Under this system, self-driving car companies have been operating in San Francisco and other localities in California for several years, including testing on public roads without a safety driver. In August 2023, the California PUC voted 3-1 to authorize Cruise and Waymo to operate commercial driverless taxi services in certain parts of San Francisco without a safety driver. One of the commissioners issued a statement saying, “While we do not yet have the data to judge AVs against the standard human drivers are setting, I do believe in the potential of this technology to increase safety on the roadway.” 

But the functioning of this regulatory system has generated widespread popular opposition, including a campaign in 2023 of disabling self-driving cars with traffic cones and an episode of mob violence in February 2024 when a self-driving car tried to drive toward a crowd during a street festival and was set on fire. The PUC’s August 2023 approval took place over the strong objections of city and county officials in San Francisco and Los Angeles, who argued that the approval “is premature and doesn’t adequately take into account safety and first-responder issues.” There have also been suggestions of conflict of interest on the part of a PUC commissioner who provided the decisive vote in the August 2023 approval and had formerly been an attorney at a driverless car company.  

After a series of incidents, including one where a driverless Cruise vehicle dragged a pedestrian 20 feet after a crash, the California DMV sent Cruise an order in October 2023 withdrawing its license to operate, saying Cruise driverless vehicles “are not safe for the public’s operation” and posed “an unreasonable risk to public safety.” Several days later, Cruise shut down its entire fleet of autonomous cars nationwide, although it has returned to supervised testing and mapping in Dallas and Phoenix.  

The concerns of local critics seemed vindicated. But Waymo continues to operate in San Francisco and has raised some additional concerns when one of its cars crashed into a bicycle in February. In March, the PUC extended its permission for Waymo to operate on highways, over the objections of local officials.  

The allocation of responsibilities between state and local officials in California is still evolving. In May 2024, the California State Senate passed SB 915, a bill to restore some measure of local control to the operation of self-driving cars, while at the same time ensuring that local authorities could not block “the safe operation of autonomous vehicle services.” A further vote on the bill is expected in August 2024. Under this approach, the practical difficulties of providing many local jurisdictions with authority over the operation of self-driving cars would have to addressed. 

Setting out the appropriate roles for federal, state, and local officials to supervise the introduction and further operation of self-driving cars is a crucial step in gaining the consumer confidence that alone will allow self-driving cars to be successfully deployed.  The most glaring defect in the current system is the absence of any regulatory requirement at any level of government for self-driving companies to make a case that their cars are reasonably safe. Perhaps because of uncertainty about legal enforcement of safety standards for self-driving cars, regulation seems confined to after-the-fact withdrawal of permission to operate for cars that have shown that they are dangerously unsafe.  

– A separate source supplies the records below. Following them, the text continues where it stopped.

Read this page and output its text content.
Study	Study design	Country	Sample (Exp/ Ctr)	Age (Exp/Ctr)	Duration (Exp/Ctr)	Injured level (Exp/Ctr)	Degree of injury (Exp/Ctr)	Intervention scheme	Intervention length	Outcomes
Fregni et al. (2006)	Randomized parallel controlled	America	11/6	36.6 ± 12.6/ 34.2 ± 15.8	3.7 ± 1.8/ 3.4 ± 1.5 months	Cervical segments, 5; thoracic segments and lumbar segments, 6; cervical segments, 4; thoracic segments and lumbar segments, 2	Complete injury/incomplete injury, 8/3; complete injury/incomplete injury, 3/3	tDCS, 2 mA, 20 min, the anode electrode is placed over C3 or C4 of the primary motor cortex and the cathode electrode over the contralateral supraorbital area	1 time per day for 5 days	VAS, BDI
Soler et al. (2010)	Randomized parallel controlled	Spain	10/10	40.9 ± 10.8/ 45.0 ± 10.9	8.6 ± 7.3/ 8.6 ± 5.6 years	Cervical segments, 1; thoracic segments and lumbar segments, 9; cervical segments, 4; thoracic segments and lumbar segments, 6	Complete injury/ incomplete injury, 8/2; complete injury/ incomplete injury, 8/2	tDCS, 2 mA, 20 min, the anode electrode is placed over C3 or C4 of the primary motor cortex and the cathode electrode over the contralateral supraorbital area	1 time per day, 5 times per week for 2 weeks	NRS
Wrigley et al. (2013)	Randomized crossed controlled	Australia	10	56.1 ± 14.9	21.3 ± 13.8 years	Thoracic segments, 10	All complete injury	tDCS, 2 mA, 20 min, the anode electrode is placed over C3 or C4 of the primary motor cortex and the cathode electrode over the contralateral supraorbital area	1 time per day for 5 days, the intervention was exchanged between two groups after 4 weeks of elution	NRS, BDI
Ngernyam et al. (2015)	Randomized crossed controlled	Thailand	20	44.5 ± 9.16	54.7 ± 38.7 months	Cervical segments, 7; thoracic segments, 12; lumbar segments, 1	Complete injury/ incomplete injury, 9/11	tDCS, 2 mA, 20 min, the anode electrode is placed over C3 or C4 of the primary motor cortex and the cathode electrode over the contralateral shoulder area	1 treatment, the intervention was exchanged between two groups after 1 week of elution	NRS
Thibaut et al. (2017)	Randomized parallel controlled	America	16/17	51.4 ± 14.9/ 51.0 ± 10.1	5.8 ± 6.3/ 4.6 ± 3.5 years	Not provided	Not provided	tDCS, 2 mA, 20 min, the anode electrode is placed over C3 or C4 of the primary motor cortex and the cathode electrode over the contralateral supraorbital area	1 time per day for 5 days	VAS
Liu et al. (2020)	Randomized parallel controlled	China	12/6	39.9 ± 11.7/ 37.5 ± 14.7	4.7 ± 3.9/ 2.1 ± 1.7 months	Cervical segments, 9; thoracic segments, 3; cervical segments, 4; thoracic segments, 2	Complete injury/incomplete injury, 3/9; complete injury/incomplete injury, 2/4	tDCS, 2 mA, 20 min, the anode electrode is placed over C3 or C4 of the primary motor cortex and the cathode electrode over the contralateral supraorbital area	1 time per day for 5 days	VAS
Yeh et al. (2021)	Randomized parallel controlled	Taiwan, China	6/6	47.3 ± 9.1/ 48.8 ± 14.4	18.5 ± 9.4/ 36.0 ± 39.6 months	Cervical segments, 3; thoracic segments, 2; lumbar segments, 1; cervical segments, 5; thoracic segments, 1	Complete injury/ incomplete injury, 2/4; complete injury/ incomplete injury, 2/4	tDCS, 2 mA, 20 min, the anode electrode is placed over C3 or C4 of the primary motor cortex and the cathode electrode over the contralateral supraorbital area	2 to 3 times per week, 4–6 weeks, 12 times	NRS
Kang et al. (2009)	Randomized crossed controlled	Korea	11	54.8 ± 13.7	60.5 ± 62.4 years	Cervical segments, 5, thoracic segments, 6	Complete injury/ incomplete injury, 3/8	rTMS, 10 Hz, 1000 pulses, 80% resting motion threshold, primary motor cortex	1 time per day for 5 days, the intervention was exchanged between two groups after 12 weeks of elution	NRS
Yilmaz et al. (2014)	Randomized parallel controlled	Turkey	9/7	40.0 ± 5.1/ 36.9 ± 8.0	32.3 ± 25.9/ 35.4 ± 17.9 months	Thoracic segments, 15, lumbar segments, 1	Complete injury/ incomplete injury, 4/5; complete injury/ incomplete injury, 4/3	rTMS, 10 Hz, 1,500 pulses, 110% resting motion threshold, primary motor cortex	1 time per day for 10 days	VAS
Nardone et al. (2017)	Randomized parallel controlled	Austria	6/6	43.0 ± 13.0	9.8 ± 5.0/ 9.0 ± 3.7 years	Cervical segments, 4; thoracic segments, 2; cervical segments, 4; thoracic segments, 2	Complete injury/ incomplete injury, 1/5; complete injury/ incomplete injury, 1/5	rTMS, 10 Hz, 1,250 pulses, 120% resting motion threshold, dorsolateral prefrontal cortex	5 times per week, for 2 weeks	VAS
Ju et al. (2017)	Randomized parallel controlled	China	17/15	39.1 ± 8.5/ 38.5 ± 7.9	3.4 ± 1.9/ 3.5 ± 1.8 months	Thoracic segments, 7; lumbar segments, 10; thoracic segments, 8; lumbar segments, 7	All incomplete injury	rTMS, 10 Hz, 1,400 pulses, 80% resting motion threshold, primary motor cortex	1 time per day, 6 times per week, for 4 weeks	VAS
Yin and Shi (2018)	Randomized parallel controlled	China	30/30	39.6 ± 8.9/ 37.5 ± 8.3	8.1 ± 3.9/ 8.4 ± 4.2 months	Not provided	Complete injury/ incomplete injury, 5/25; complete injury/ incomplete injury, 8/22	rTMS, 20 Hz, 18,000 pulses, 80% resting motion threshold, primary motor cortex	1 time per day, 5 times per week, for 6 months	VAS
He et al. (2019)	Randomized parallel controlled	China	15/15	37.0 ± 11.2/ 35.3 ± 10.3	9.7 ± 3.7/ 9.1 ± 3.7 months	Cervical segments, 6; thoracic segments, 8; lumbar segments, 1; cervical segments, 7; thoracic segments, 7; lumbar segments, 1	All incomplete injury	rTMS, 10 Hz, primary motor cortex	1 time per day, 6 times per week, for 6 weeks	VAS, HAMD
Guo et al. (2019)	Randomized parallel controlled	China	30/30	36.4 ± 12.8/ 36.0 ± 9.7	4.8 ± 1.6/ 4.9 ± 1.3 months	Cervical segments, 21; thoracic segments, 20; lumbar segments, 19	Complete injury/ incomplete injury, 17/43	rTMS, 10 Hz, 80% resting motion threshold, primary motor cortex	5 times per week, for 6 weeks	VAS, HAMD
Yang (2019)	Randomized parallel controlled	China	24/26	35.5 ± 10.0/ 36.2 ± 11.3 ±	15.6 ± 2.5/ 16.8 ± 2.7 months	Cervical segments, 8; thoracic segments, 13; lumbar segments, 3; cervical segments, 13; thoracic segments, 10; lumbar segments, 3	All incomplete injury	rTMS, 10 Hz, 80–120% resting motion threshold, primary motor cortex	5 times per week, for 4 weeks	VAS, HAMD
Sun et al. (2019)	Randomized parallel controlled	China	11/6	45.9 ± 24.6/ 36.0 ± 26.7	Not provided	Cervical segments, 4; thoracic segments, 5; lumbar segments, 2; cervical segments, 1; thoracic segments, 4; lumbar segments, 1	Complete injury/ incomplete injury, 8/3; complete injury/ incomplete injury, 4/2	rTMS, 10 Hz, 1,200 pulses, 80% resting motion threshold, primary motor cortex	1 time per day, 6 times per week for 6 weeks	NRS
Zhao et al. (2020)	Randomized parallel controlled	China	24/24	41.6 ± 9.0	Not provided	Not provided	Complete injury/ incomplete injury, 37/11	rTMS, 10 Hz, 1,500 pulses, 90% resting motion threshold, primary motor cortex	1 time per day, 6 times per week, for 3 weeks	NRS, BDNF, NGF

Future posts will focus on this issue of an effective regulatory system for self-driving cars, as well as a more detailed look at how the safety of self-driving cars can be evaluated, and how a reasonable case for safety might be made before permission to operate real self-driving cars is given. They will also examine how an appropriate after-the-fact liability system might efficiently compensate victims of accidents involving self-driving cars and also encourage the further improvement of safety for self-driving cars.